Friday 16-10-2015 - 14:05

In the lead up to our annual Zone Conferences, NUS is highlighting the key issues from each of the five Zones. For this Two Views You Choose piece, we’re exploring the debate around the solutions to student housing.  Agree? Disagree? Have your say by voting in the poll at the bottom of the page.

At Welfare Conference, we will be hosting a workshop on student housing, presenting ideas for campaigns to tackle the crisis.

One of those ideas is Co-operatives. In the last two years, several student housing co-ops have been opened; providing low-cost, democratic alternatives to the private rented sector.

Some argue this is the future for affordable housing, others say it is a resource-heavy initiative with tenant activist time best spent elsewhere. Are co-ops a useful, sustainable alternative to high rents and poor conditions? Agree? Disagree? Have your say by voting in the poll at the bottom of the page.

Are housing co-ops a solution to the student housing crisis?

Yes - housing by students, for students
Christy McMorrow, SU President, Sheffield Students’ Union

Most of us in the student movement would be content to accept that the idea of student-led change is at the core of what we are about. In our liberation work, we seek to challenge the very assumptions of society and its oppressive structures. In our education work, we often seek to articulate a vision of what the Higher and Further Education sectors should look like, not just what is wrong with them.

Yet when tackling with issues relating to housing, a core feature of any student’s welfare, we often restrict ourselves to rewarding the better landlords with awards, putting pressure on rogue letting agents and giving students information on how to avoid bad landlords. All of this work is incredibly important and is vital to student welfare, but it has the fatal flaw of failing to demonstrate what we really believe housing could be like for students.

But in Sheffield, Edinburgh and Birmingham, students have made this work possible in practice, by setting up their own student housing co-operatives. In a housing co-op, rent doesn’t go to the pockets of a landlord, it goes directly to mortgage payments and the upkeep of the property, as democratically decided by residents. Students living in a co-op don’t have to worry about false charges from letting agents or poor upkeep; they work together as a community to improve their accommodation.

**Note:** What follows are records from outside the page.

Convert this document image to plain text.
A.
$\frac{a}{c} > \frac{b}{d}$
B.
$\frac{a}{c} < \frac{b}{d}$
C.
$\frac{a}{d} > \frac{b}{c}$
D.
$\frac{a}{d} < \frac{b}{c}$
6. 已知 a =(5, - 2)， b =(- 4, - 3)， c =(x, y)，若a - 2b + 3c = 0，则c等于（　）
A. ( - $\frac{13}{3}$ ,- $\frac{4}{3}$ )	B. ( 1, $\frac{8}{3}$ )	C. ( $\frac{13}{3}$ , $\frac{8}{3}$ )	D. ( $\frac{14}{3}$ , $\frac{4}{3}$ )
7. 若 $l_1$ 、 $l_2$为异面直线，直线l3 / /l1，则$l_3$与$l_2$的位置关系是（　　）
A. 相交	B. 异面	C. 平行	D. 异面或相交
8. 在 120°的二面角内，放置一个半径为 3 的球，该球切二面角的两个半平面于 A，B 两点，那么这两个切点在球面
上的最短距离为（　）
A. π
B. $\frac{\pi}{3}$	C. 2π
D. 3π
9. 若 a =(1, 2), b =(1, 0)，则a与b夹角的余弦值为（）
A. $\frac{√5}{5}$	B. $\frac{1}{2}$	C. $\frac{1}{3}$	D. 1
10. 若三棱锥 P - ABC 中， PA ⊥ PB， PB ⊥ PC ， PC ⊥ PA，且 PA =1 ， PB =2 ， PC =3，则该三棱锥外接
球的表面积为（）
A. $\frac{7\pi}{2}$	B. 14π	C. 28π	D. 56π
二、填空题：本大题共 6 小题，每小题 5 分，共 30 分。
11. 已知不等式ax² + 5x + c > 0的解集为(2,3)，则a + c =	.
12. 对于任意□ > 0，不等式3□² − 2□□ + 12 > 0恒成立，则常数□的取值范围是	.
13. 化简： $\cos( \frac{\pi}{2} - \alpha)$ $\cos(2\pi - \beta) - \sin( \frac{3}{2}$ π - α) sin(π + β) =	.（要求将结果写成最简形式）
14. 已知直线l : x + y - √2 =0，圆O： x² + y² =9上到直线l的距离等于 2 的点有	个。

And housing co-operatives aren’t just good for those who choose to live in them either; they help to improve the whole of student housing. By challenging the notion that students require landlords just to get by, rogue landlords will be forced to improve all else be pushed out of the housing market. Put simply, the larger a housing co-operative is, the more pressure it puts on local landlords to perform. What’s more the existence of a housing co-op may help invigorate a further non-landlord housing system, with student involvement in housing associations a possibility waiting to be unlocked.

But perhaps just as important as all of this is that housing co-operatives fit a vision for student life that all of us in the student movement should share; that students should be empowered in society. When we feel disempowered in our education, we seek a student influence in a democratic education system. So too should we seek a democratic housing system to challenge the exploitation of students in housing. We all need houses and we all want them to be of good quality and value. The market fails us too often; it’s time we took control for ourselves.

No - housing co-ops are nice, but they’re not the answer
Hannah Webb, NUS National Executive Council (NEC)

There has been a recent insurgence in the creation of housing co-ops by students in the UK, one in Birmingham, a whole student hall housing co-op in Edinburgh, and Sheffield.

These spaces are undoubtedly extremely useful, allowing organising space for activists, giving people greater control over their living conditions, and of course, rent is cheaper. However, what we are facing is a systematic problem, and to solve that solutions need to be systematic, rather than individualised as well.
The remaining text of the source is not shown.